En outre, il n’est pas anodin qu’intestin soit utilisé comme adjectif dans l’expression, « guerres intestines ». Il faut comprendre que des querelles qui perdurent auront une action nuisible sur les intestins qui pourront s’exprimer par des ulcérations plus ou moins profondes. Remarquez aussi que le mot ulcération vient d’ulcérer qui est l’expression aussi de la colère. Le gros intestin n’est jamais à l’origine de la colère. Il n’est que l’expression de cette émotion qui ne peut s’évacuer.
Le gros intestin est le maître de l’énergie de défense. C’est grâce à lui que nous pouvons nous promener sans risque d’attraper des virus ou autres petits intrus, car les intestins nous protègent. Pour autant, il faut qu’ils soient en pleine possession de leur énergie. Ils doivent avant tout fonctionner correctement.

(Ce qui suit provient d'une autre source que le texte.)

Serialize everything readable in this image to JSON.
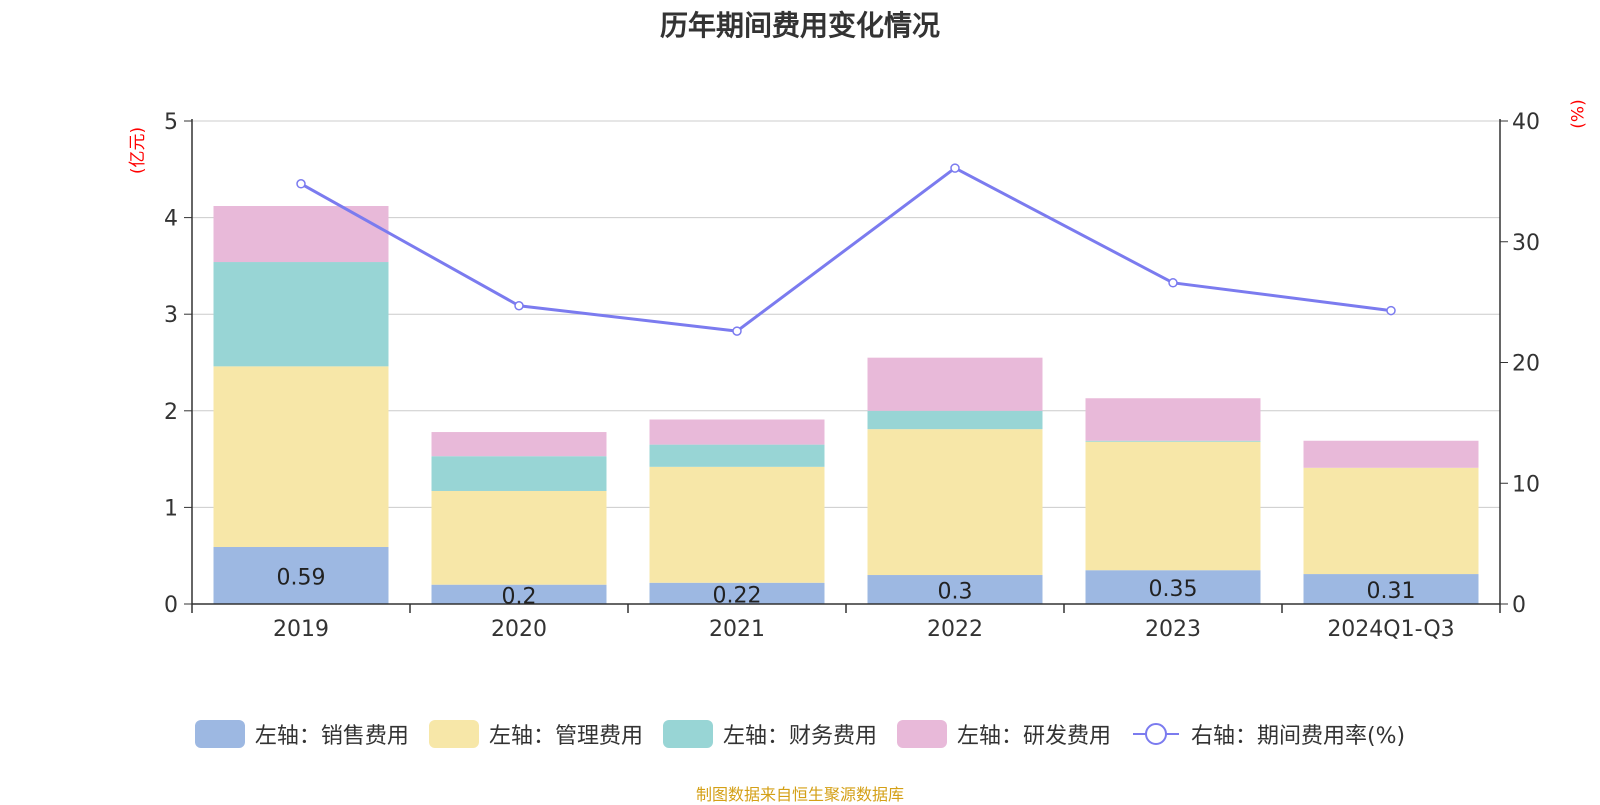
{
  "title": "历年期间费用变化情况",
  "unit_left": "(亿元)",
  "unit_right": "(%)",
  "source": "制图数据来自恒生聚源数据库",
  "colors": {
    "sales": "#9db8e2",
    "admin": "#f7e7a8",
    "finance": "#98d5d5",
    "rd": "#e8b9d9",
    "rate": "#7b7bef",
    "grid": "#cccccc",
    "axis": "#333333"
  },
  "chart_data": {
    "type": "bar",
    "categories": [
      "2019",
      "2020",
      "2021",
      "2022",
      "2023",
      "2024Q1-Q3"
    ],
    "stacked": true,
    "series": [
      {
        "name": "左轴：销售费用",
        "axis": "left",
        "values": [
          0.59,
          0.2,
          0.22,
          0.3,
          0.35,
          0.31
        ],
        "show_labels": true
      },
      {
        "name": "左轴：管理费用",
        "axis": "left",
        "values": [
          1.87,
          0.97,
          1.2,
          1.51,
          1.33,
          1.1
        ]
      },
      {
        "name": "左轴：财务费用",
        "axis": "left",
        "values": [
          1.08,
          0.36,
          0.23,
          0.19,
          0.01,
          0.0
        ]
      },
      {
        "name": "左轴：研发费用",
        "axis": "left",
        "values": [
          0.58,
          0.25,
          0.26,
          0.55,
          0.44,
          0.28
        ]
      },
      {
        "name": "右轴：期间费用率(%)",
        "axis": "right",
        "type": "line",
        "values": [
          34.8,
          24.7,
          22.6,
          36.1,
          26.6,
          24.3
        ]
      }
    ],
    "ylim_left": [
      0,
      5
    ],
    "yticks_left": [
      0,
      1,
      2,
      3,
      4,
      5
    ],
    "ylim_right": [
      0,
      40
    ],
    "yticks_right": [
      0,
      10,
      20,
      30,
      40
    ],
    "grid": true,
    "legend_position": "bottom"
  }
}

L’automne nous vient du latin vertumnus qui signifie « qui se tourne » car le soleil change, la saison impose un autre mouvement que celui du printemps et de l’été. Ce retournement est important à comprendre dans sa symbolique. Il y a quelques points d’acupuncture qui comportent le sens de retournement, mais seuls deux points nous font saisir le sens imposé par la nature. Il y a le 14 Rte (quatorzième point du méridien de la rate) qui se trouve sur le ventre un peu en dessous du nombril et sur le côté dont la traduction est « noeud du ventre ».
Il y a aussi le 16 Rte qui retrouve, lui, à trois distances au-dessus du nombril et sur le côté. Son nom est « plainte du ventre ». Ils agissent donc sur le gros intestin que cela soit par des torsions (nœuds) ou par des bruits (les plaintes sont des borborygmes). Ces deux points, à eux seuls, ont une action sur le ventre d’une personne qui n’a pas encore exprimé oralement ce qu’elle devrait dire, qu’elle garde en elle. Mais le ventre est là qui « parle ». Il crie même le devoir d’exprimer afin de se libérer certains soucis qui nous pèsent.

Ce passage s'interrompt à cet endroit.